In 1905, Yard relocated to the art colony of Carmel-by-the-Sea where he purchased a cottage. He survived the 1906 San Francisco earthquake. Yard's decision to move his studio in Carmel influenced artists like Laura W. Maxwell to follow suit. In 1908, Yard designed a larger house on Lincoln Street and 7th Avenue in Carmel. Michael J. Murphy (builder) built it. He later added an art studio, where he had regular showings. He showed his work at the Del Monte Art Gallery between 1907 and 1909. In 1908, Yard exhibited at the Hotel Del Monte, the Oakland Free Library and the Berkley Art Association. He was a member and curator for annual exhibitions at the Carmel Arts and Crafts Club.

Yard's last major show was at the Vickery, Atkins & Torrey in San Francisco in 1908. Critics said it was "the most important collection of Yard's work ever presented at one time."
==Techniques employed==
Working in water color, Yard's style was one of detail with a focus on color harmony. Some painting techniques he used are layering, wet-on-wet, dry brush, and glazing. He captured the effects of natural light in his paintings, often depicting the same scene at different times of day.

==Works==

- Sheep Grazing on California Hillside (1895)
- Sand Dunes and Trees
- Oak Tree (1896)
- The Close of Day (1896)
- Sketch From Penitencia Creek (1896)
- Hayfield, In the Santa Cruz Mountains (1897)
- Solitude (1897)
- Autumn Twilight (1898)
- Coast near Pacific Grove (1898)
- Cattle Pond (ca. 1898)
- The Chalk Cliffs of Albion (1900)
- A Foggy Morning (1902)
- Oaks and Sheep (1902)
- Brown October and Under the Old Oaks (1904)
- Cornfield of Marlowe (ca. 1904)
- Welch Landscape (ca. 1904)
- Cows In A California (1905)
- Stormy Weather (ca. 1905)
- The Rising Moon (1905)
- Morning in the Hills (1905)
- After the Rain (1905)
- California Oaks (1905)
- Oak Grove (1906)
- Marin Hills (1906)
- Moss Beach (1906)
- September Evening (ca. 1907)
- Unsettled Weather (ca. 1907)
- The Oak Tree (ca. 1907)
- The Downs (ca. 1907)
- Eucalyptus (ca. 1907)
- Sea Meadows-Carmel (ca. 1907)
- Early Morning in the Spring (ca. 1908)
- Trees and Shrubs in the Bright Light of Day (ca. 1908)
- The Monterey Coast (1909)
- Scene of Inverness (1909)
- Late Afternoon (1909)

==Death and legacy==

Yard died on January 2, 1909, at age 54, in Carmel-by-the-Sea, from a heart attack on the steps of the Carmel Post Office.
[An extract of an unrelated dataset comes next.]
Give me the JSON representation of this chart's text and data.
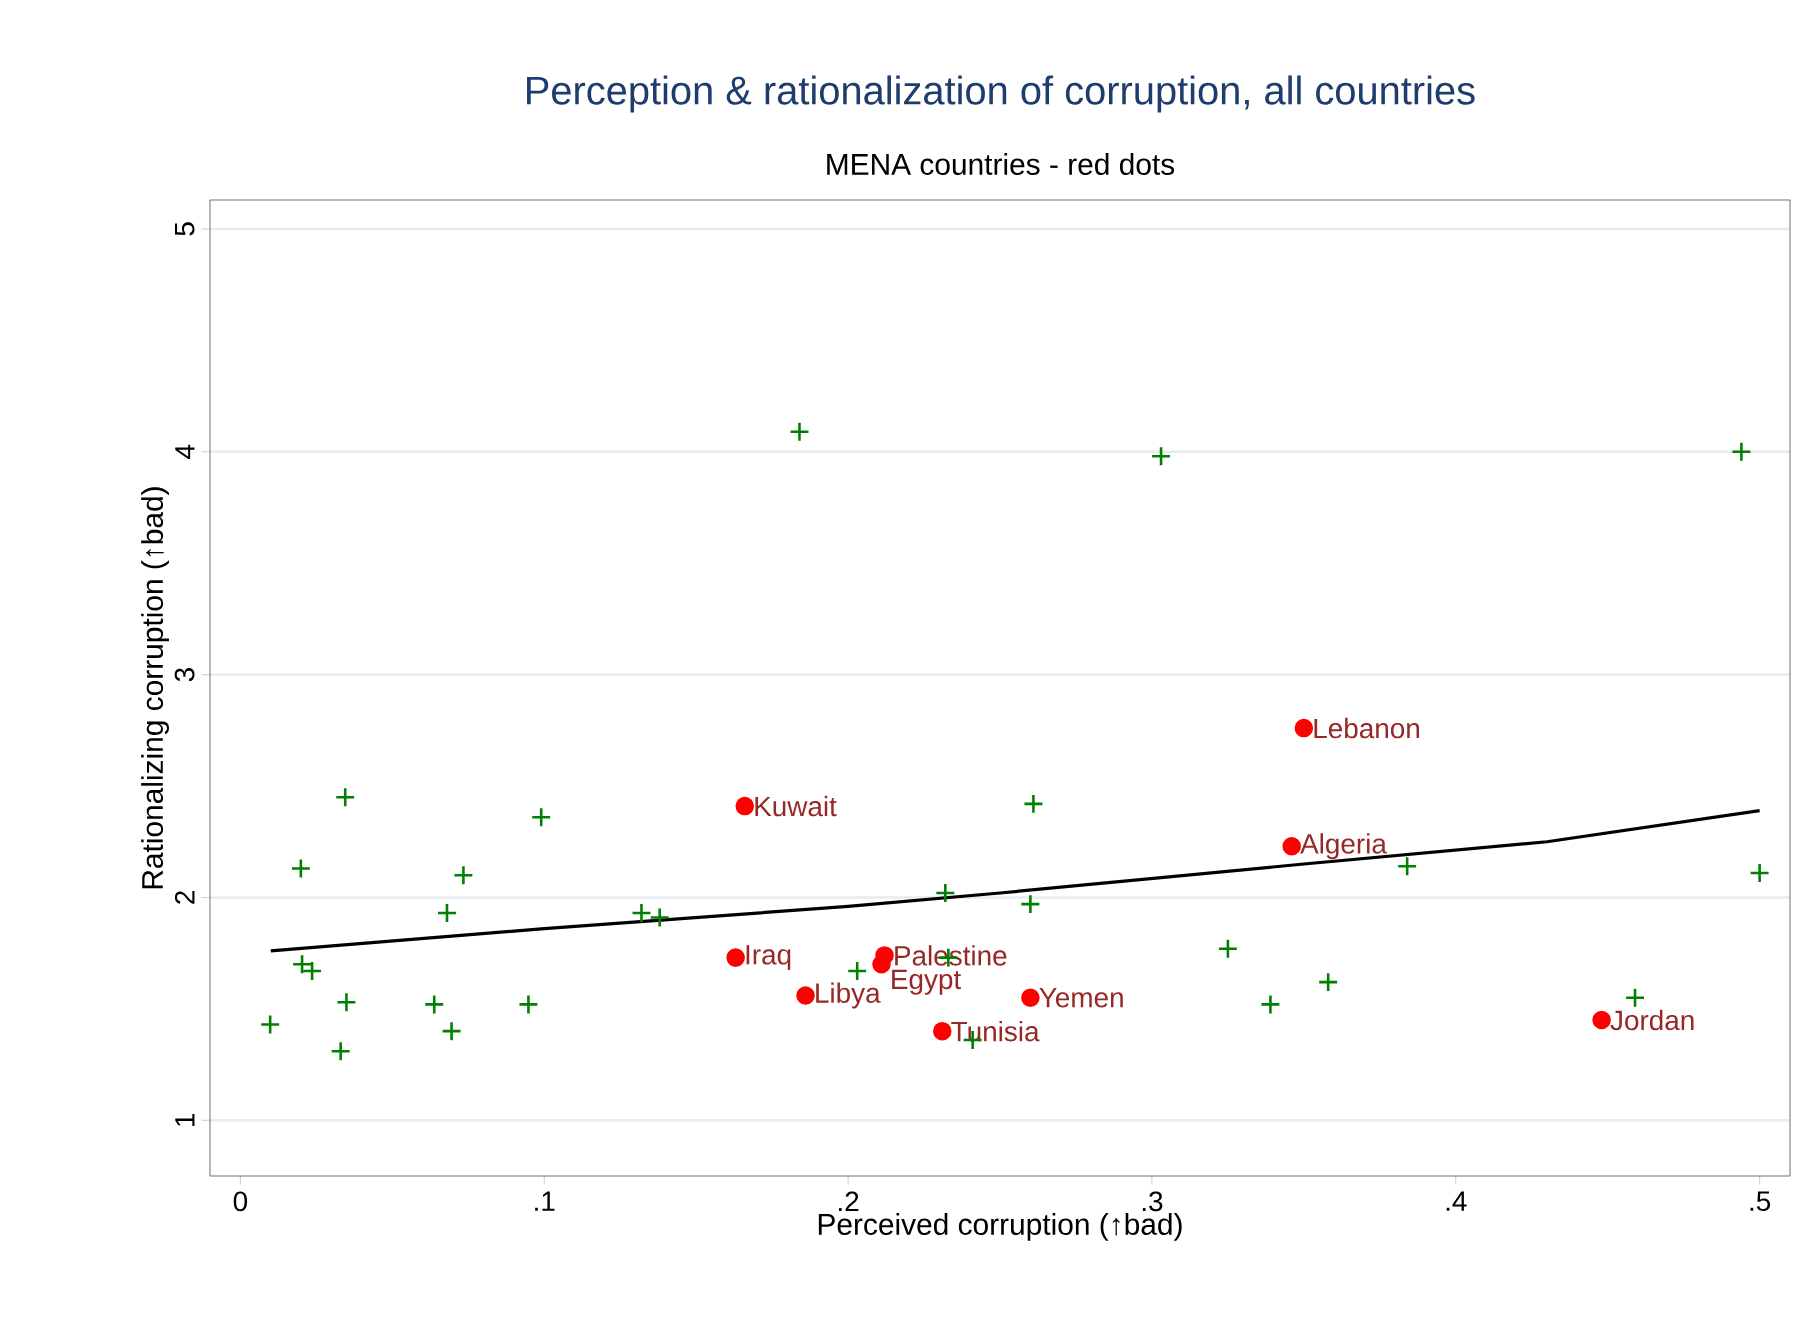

After his death, his works were exhibited at the American Art Gallery in New York and the Alaska–Yukon–Pacific Exposition in Seattle. His watercolors continued to display at Vickery's, the Oakland's Orpheum Theatre, and the Gump's Gallery in San Francisco. The Rabjohn & Morcom gallery in San Francisco showed a group of his watercolors in his memory as did Vickery, Atkins & Torrey.

Yard's artworks form part of the collections at the San Diego Museum of Art and Cantor Arts Center at Stanford University. Additionally, his piece titled "Hills and Clouds" and will be displayed at the U.S. Embassy in Sweden.